"Even when we read a false rape story, we still need to believe women who report rape."

On Monday, Fairfax journalist Paul Sheehan told the story of a heinous gang rape that he says occurred in August 2002.

In his column, entitled “The story of Louise: we’ll never know the scale of the rape epidemic in Sydney”, Sheehan recounted the story of a nurse, “Louise” who had fallen asleep in her car after working a long shift at a Sydney hospital. Louise says she woke to find a man pulling at her leg. She was set upon by men who she says were “Arab-speaking”. She says she was then punched in the face, pulled out of her car, beaten, raped, sodomised, kicked and urinated on.

The sickening story got worse. She says she was horribly injured, unable to speak and spent time in hospital. When she went to the police station six months after the attack, she was turned away because too much time has passed. She went on to become homeless.

false rape story
She says she was then punched in the face, pulled out of her car, beaten, raped, sodomised, kicked and urinated on. (Image: iStock)

Anyone who read this story would be gripped. They would be shocked. While the “Arab-speaking” claim was a jarring addition to the story, the pattern of the account of a rape and the aftermath is all too common.

Louise’s story felt real because it IS real for so many women.

So many rape victims don’t report these attacks immediately. For many, many reasons. We also know that women who report rape don’t always get the support they need from the people to whom they make that report. Many women who are abused and assaulted become homeless.

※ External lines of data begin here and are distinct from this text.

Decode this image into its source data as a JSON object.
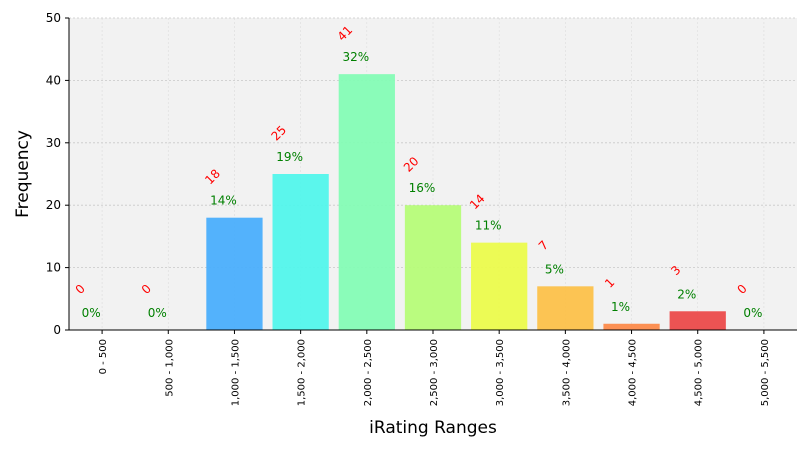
{
  "chart_data": {
    "type": "bar",
    "title": "",
    "xlabel": "iRating Ranges",
    "ylabel": "Frequency",
    "ylim": [
      0,
      50
    ],
    "yticks": [
      0,
      10,
      20,
      30,
      40,
      50
    ],
    "grid": true,
    "categories": [
      "0 - 500",
      "500 - 1,000",
      "1,000 - 1,500",
      "1,500 - 2,000",
      "2,000 - 2,500",
      "2,500 - 3,000",
      "3,000 - 3,500",
      "3,500 - 4,000",
      "4,000 - 4,500",
      "4,500 - 5,000",
      "5,000 - 5,500"
    ],
    "values": [
      0,
      0,
      18,
      25,
      41,
      20,
      14,
      7,
      1,
      3,
      0
    ],
    "percent_labels": [
      "0%",
      "0%",
      "14%",
      "19%",
      "32%",
      "16%",
      "11%",
      "5%",
      "1%",
      "2%",
      "0%"
    ],
    "count_labels": [
      "0",
      "0",
      "18",
      "25",
      "41",
      "20",
      "14",
      "7",
      "1",
      "3",
      "0"
    ],
    "colors": [
      "#4a7bff",
      "#4a7bff",
      "#4aaefc",
      "#52f5eb",
      "#84fcb5",
      "#b6fc78",
      "#ebfb4c",
      "#fcc14a",
      "#fc8a4a",
      "#eb4a4a",
      "#d43030"
    ],
    "count_label_color": "#ff0000",
    "percent_label_color": "#008000",
    "plot_background": "#f2f2f2"
  }
}
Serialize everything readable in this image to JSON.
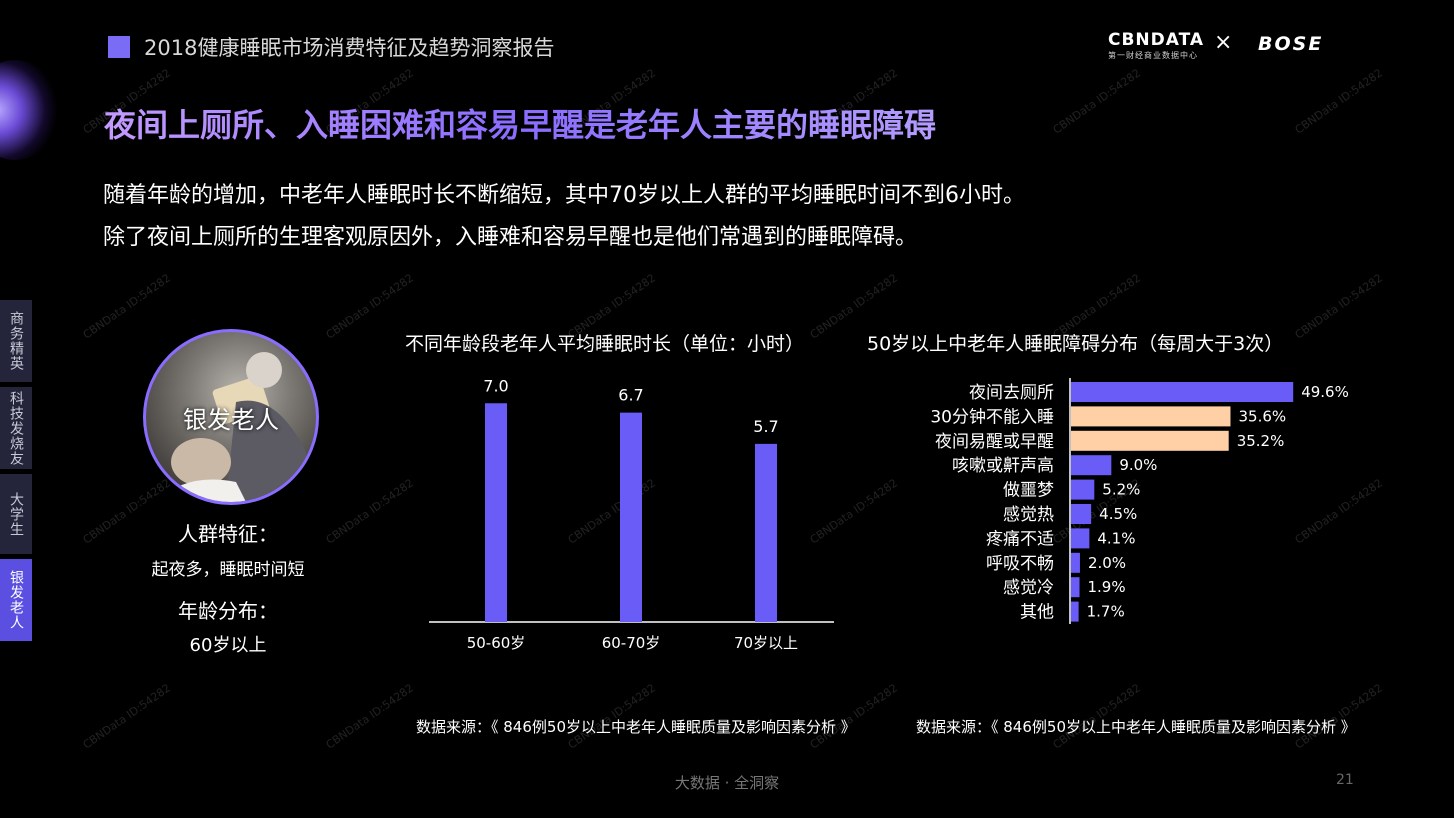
{
  "header": {
    "report_title": "2018健康睡眠市场消费特征及趋势洞察报告",
    "logo_cbn": "CBNDATA",
    "logo_cbn_sub": "第一财经商业数据中心",
    "logo_x": "×",
    "logo_bose": "BOSE",
    "accent": "#7b6cf6"
  },
  "main_title": "夜间上厕所、入睡困难和容易早醒是老年人主要的睡眠障碍",
  "subtitle": [
    "随着年龄的增加，中老年人睡眠时长不断缩短，其中70岁以上人群的平均睡眠时间不到6小时。",
    "除了夜间上厕所的生理客观原因外，入睡难和容易早醒也是他们常遇到的睡眠障碍。"
  ],
  "sidebar": {
    "items": [
      {
        "label": "商务精英"
      },
      {
        "label": "科技发烧友"
      },
      {
        "label": "大学生"
      },
      {
        "label": "银发老人",
        "active": true
      }
    ]
  },
  "persona": {
    "name": "银发老人",
    "feature_label": "人群特征：",
    "feature_value": "起夜多，睡眠时间短",
    "age_label": "年龄分布：",
    "age_value": "60岁以上"
  },
  "watermark": "CBNData ID:54282",
  "chart_data": [
    {
      "type": "bar",
      "title": "不同年龄段老年人平均睡眠时长（单位：小时）",
      "categories": [
        "50-60岁",
        "60-70岁",
        "70岁以上"
      ],
      "values": [
        7.0,
        6.7,
        5.7
      ],
      "value_labels": [
        "7.0",
        "6.7",
        "5.7"
      ],
      "ylim": [
        0,
        8
      ],
      "color": "#6a5cf6",
      "source": "数据来源：《 846例50岁以上中老年人睡眠质量及影响因素分析 》"
    },
    {
      "type": "bar",
      "orientation": "horizontal",
      "title": "50岁以上中老年人睡眠障碍分布（每周大于3次）",
      "categories": [
        "夜间去厕所",
        "30分钟不能入睡",
        "夜间易醒或早醒",
        "咳嗽或鼾声高",
        "做噩梦",
        "感觉热",
        "疼痛不适",
        "呼吸不畅",
        "感觉冷",
        "其他"
      ],
      "values": [
        49.6,
        35.6,
        35.2,
        9.0,
        5.2,
        4.5,
        4.1,
        2.0,
        1.9,
        1.7
      ],
      "value_labels": [
        "49.6%",
        "35.6%",
        "35.2%",
        "9.0%",
        "5.2%",
        "4.5%",
        "4.1%",
        "2.0%",
        "1.9%",
        "1.7%"
      ],
      "xlim": [
        0,
        50
      ],
      "color": "#6a5cf6",
      "highlight_color": "#ffd0a6",
      "highlight_indices": [
        1,
        2
      ],
      "source": "数据来源：《 846例50岁以上中老年人睡眠质量及影响因素分析 》"
    }
  ],
  "footer": {
    "text": "大数据 · 全洞察",
    "page": "21"
  }
}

Last night, Sheehan publicly retracted the story, saying he now believed there was serious doubt about the veracity of the woman’s claims.

It appears that Louise’s story might not be true. There are facts that don’t check out. At its worst, this could be a false report of rape.

False reports of rape happen. They are often seized on by rapists, their supporters and sympathisers as evidence that women can be unreliable, that they make up stories of rape with some ulterior agenda: “She’s crazy.” “She just wants my money.” “She just wants attention.” “She just wants to turn people against me.”


The truth is that some women do lie. Of course they do. There are also some people who tell confused or unlikely stories because they are unwell or because they are uncertain of what the truth is.

But the reality is that almost all women who say they have been raped do not lie.

Louise’s case is certainly not a reason to stop believing women who tell you about their rape. Even if it happened a long time ago. Even if there are no witnesses. Even if she has never reported it to police.

The incidence of false reporting of rape is very low. Studies have shown the rate of false accusations to be between two and six percent.

That means that, even if you decide to believe every woman who tells you they were raped, every single time, you are likely to be right in 98 in 100 cases. If you decide to always disbelieve every woman who tells you they were raped, you will only be right 2 in 100 cases – that is you will be wrong 98 in 100 times.

Reading Paul Sheehan’s column, I chose to believe Louise’s story even though I did not meet her and even though some elements of the story as reported were odd (like the reference to “MERCs” – “Middle Eastern Raping Cunts” – a phrase that Louise used and Paul Sheehan said he did not know, despite writing a book about some high profile rapes that involved men of Middle Eastern descent).

I also believe Kesha. And I will continue to believe every woman who says she has been sexually assaulted. I will take the chance that I am wrong – because the odds that I will be right are undeniable.

false rape story
“I will continue to believe every woman who says she has been sexually assaulted.” (Image: iStock)

Even as it becomes apparent Louise’s story is false (or at the very least exaggerated or not unfolding in the way that she has described), it’s important we keep believing women who report rape. We need to keep supporting any woman who comes forward.

It is the compassionate thing to do. It is the responsible thing to do.

And, as it happens, 98 out of 100 times, you’re also going to be right.